A leurs pieds se déroulait la plaine, immense et plate et vide jusque par-delà l’horizon. Une mer, vraiment, cette prairie déserte, unie, sans reliefs ni villes ni routes, et dont le vent seul ridait, de-ci de-là, les hautes tiges, à l’infini. « Si verte…, dit-elle.

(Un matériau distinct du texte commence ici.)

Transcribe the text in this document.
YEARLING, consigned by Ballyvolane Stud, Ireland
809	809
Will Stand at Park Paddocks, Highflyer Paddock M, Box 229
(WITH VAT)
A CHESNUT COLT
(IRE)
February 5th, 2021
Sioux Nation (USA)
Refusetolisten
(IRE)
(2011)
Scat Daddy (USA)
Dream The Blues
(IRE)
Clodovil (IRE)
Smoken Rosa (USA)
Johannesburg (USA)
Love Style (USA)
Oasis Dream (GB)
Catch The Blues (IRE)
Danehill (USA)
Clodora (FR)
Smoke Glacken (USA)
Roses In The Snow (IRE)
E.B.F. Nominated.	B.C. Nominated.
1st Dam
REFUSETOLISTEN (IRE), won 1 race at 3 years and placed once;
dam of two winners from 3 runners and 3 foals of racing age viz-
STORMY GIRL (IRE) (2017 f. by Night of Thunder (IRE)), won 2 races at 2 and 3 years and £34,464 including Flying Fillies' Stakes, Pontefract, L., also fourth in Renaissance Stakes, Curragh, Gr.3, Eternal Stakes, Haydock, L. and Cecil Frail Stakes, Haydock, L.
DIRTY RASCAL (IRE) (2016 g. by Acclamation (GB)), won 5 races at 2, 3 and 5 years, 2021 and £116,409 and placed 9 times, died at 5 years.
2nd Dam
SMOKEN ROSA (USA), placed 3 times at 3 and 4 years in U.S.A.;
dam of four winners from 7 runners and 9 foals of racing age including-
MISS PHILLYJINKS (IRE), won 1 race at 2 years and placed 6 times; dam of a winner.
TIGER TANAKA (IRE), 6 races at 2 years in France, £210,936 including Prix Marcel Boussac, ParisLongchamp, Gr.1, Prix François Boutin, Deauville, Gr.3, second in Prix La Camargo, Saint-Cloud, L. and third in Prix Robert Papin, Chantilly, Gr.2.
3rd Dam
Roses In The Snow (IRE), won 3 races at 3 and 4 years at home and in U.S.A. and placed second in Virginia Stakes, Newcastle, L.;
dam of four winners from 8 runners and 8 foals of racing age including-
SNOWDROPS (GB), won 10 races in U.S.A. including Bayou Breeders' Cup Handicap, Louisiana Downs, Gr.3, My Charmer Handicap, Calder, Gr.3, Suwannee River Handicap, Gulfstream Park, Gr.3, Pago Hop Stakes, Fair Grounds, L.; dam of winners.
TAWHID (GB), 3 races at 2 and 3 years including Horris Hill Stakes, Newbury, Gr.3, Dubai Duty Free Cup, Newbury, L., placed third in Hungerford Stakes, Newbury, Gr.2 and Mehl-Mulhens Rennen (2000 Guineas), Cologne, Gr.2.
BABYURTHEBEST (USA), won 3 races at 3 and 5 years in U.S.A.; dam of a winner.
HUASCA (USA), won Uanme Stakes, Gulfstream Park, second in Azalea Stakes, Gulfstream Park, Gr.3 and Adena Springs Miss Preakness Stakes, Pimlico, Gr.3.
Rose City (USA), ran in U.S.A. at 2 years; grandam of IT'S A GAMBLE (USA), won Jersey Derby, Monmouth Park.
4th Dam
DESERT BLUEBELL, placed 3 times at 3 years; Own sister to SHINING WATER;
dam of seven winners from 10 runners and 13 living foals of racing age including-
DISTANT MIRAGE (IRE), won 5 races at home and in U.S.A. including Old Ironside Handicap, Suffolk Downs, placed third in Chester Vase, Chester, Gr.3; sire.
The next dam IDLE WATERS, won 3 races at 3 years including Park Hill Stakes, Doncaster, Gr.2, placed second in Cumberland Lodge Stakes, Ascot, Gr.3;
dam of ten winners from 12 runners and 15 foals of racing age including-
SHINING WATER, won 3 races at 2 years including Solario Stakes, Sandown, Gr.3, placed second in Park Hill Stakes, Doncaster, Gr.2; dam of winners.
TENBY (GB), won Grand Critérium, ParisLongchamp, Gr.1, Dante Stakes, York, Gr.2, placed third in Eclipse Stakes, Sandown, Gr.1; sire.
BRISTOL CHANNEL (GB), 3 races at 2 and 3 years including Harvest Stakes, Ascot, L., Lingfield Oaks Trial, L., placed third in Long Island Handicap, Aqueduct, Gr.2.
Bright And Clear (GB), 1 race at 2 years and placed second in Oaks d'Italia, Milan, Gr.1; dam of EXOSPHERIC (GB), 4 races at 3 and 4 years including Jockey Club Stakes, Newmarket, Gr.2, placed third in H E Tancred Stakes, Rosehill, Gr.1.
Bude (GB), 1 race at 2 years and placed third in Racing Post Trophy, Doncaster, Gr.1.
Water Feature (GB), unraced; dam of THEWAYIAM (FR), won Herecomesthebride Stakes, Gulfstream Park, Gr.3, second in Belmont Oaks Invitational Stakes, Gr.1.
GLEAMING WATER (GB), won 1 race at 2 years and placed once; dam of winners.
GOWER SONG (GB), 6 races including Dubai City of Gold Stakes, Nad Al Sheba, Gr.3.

— Pour le moment du moins, reprit-il. A l’époque de la floraison, elle aurait tout d’une mer de sang. Mais que vienne la saison sèche, et le monde, ici, prend une patine de bronze ancien. Encore ne voyez-vous là que l’herbe dite hranna. Il en existe des centaines d’autres espèces, certaines jaune citron, certaines indigo, telles orange et telles bleues, d’autres irisées comme l’arc-en-ciel. Et l’on prétend qu’aux Contrées de l’Ombre, au-delà d’Asshai, se trouvent de véritables océans d’une variété nommée "revenante" qui, plus haute qu’un homme en selle et aussi blafarde que du lait caillé, tue toute autre plante, et qu’à la faveur des ténèbres font rougeoyer les âmes des damnés. Les Dothrakis sont convaincus qu’un jour elle recouvrira l’univers entier. Alors cessera toute vie. »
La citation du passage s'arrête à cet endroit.